William Blake, The Book of Job: When the Morning Stars Sang Together, 1820,
(Pierpont Morgan Library, New York(Museum of Fine Arts, Boston)
Deus, Bem avisaste que eras um Deus invejoso e vingativo.
Também sei que Job era um caso-limite: uma ameaça do que eras capaz. Nem eu nem a Maria João temos um milésimo da obediência e da resignação de Job. E castigaste-nos menos. Mas foi de mais.
De certeza absoluta que nos amamos mais um ao outro do que te amamos a
Ti. Sabemos que isto não está certo. Mas foste Tu que nos fizeste assim. Admite: deste-nos liberdade de mais. Foste presunçoso: pensaste
que Te escolheríamos sempre primeiro. Enganaste-Te.
Quando inventaste
o amor, esqueceste-te de que seria mais popular entre os seres humanos
do que entre os seres humanos e Tu. Por uma questão de tangibilidade.
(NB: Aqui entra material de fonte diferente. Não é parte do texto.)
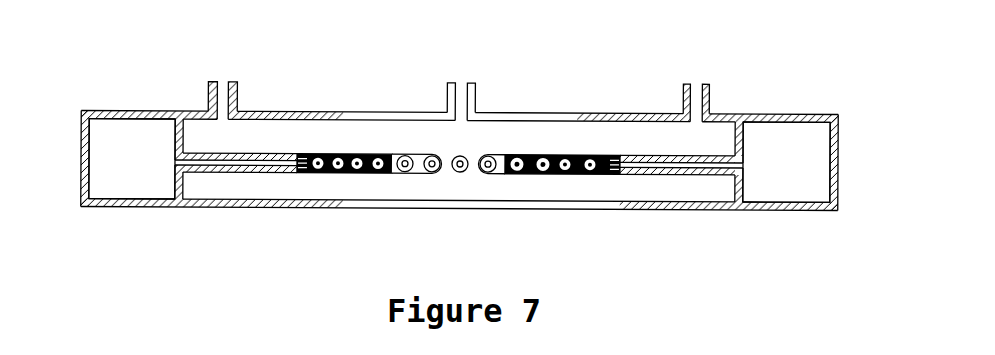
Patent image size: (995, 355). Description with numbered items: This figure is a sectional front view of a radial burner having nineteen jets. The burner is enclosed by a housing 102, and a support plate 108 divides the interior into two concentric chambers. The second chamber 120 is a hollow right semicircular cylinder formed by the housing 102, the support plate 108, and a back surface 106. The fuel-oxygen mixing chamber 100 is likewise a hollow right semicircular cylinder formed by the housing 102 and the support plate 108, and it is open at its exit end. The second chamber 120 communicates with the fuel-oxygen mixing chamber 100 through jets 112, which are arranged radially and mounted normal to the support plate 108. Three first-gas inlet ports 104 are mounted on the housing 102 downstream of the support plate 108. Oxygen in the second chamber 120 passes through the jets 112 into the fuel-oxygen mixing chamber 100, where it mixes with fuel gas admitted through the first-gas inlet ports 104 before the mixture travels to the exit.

The fuel-oxygen mixing chamber 100 is at (317, 139).
The housing 102 is at (233, 222).
The first-gas inlet ports 104 is at (236, 102).
The back surface 106 is at (80, 142).
The support plate 108 is at (176, 148).
The jets 112 is at (598, 177).
The second chamber 120 is at (132, 162).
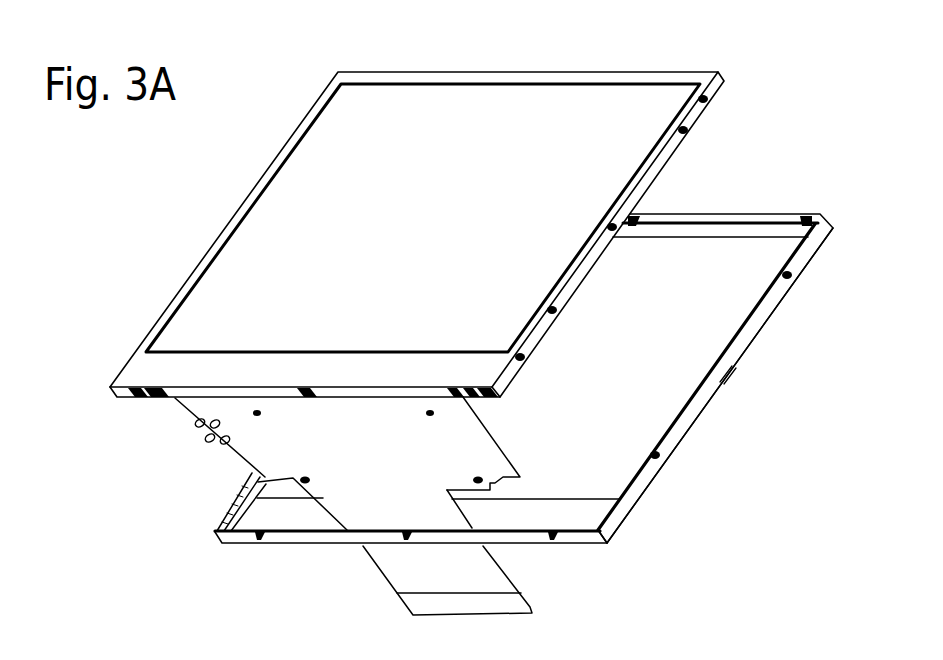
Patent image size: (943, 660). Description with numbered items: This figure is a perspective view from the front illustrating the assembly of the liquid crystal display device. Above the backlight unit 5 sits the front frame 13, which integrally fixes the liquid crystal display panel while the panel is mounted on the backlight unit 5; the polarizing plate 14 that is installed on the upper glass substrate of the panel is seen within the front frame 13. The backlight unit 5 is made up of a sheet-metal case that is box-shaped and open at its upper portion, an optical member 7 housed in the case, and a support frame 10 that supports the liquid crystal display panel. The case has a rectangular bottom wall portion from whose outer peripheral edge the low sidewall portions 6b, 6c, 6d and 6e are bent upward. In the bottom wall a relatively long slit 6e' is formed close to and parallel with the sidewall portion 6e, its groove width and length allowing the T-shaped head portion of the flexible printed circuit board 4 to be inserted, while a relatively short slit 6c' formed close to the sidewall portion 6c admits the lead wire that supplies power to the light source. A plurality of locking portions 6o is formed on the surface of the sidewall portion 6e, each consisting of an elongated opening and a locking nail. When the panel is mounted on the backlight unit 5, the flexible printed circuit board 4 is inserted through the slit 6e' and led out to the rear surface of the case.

The front frame 13 is at (707, 120).
The polarizing plate 14 is at (512, 103).
The backlight unit 5 is at (776, 336).
The sidewall portion 6d is at (717, 212).
The support frame 10 is at (752, 230).
The optical member 7 is at (753, 266).
The sidewall portion 6b is at (687, 418).
The sidewall portion 6e is at (417, 540).
The slit 6e' is at (630, 521).
The sidewall portion 6c is at (211, 492).
The slit 6c' is at (214, 511).
The flexible printed circuit board 4 is at (388, 590).
The locking portion 6o is at (264, 540).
E, desculpa lá, de feitio.
Tu, Deus, tens o pior das arrogâncias
feminina e masculina. Achas que só existes Tu. Como Deus, até é capaz
de ser verdade. Mas, para quereres ser um Deus real e humanamente
amado, tens de aprender a ser um amor secundário.
Sabemos que és Tu
que mandas e acreditamos que há uma razão para tudo o que fazes, mesmo
quando toda a gente se lixa, porque não nos deste cabeça para Te
compreender. Esta deficiência foi uma decisão tua: não quiseste dar-nos a inteligência necessária.
Mas deste-nos cabeça suficiente para Te dizer, cara a cara, que nos
preocupamos mais com os entes amados do que contigo.
Ajuda a Maria João, se puderes. Se não puderes, não dificultes a vida
a quem pode ajudar. Faz o que só um Deus pode fazer: reduz-te à tua
significância. Que é tão grande.
Miguel Esteves Cardoso, in jornal "Público" de 3 de Maio de 2012.
Miguel Esteves Cardoso, Como é Linda a Puta da Vida. Porto Editora, 2013, p. 13.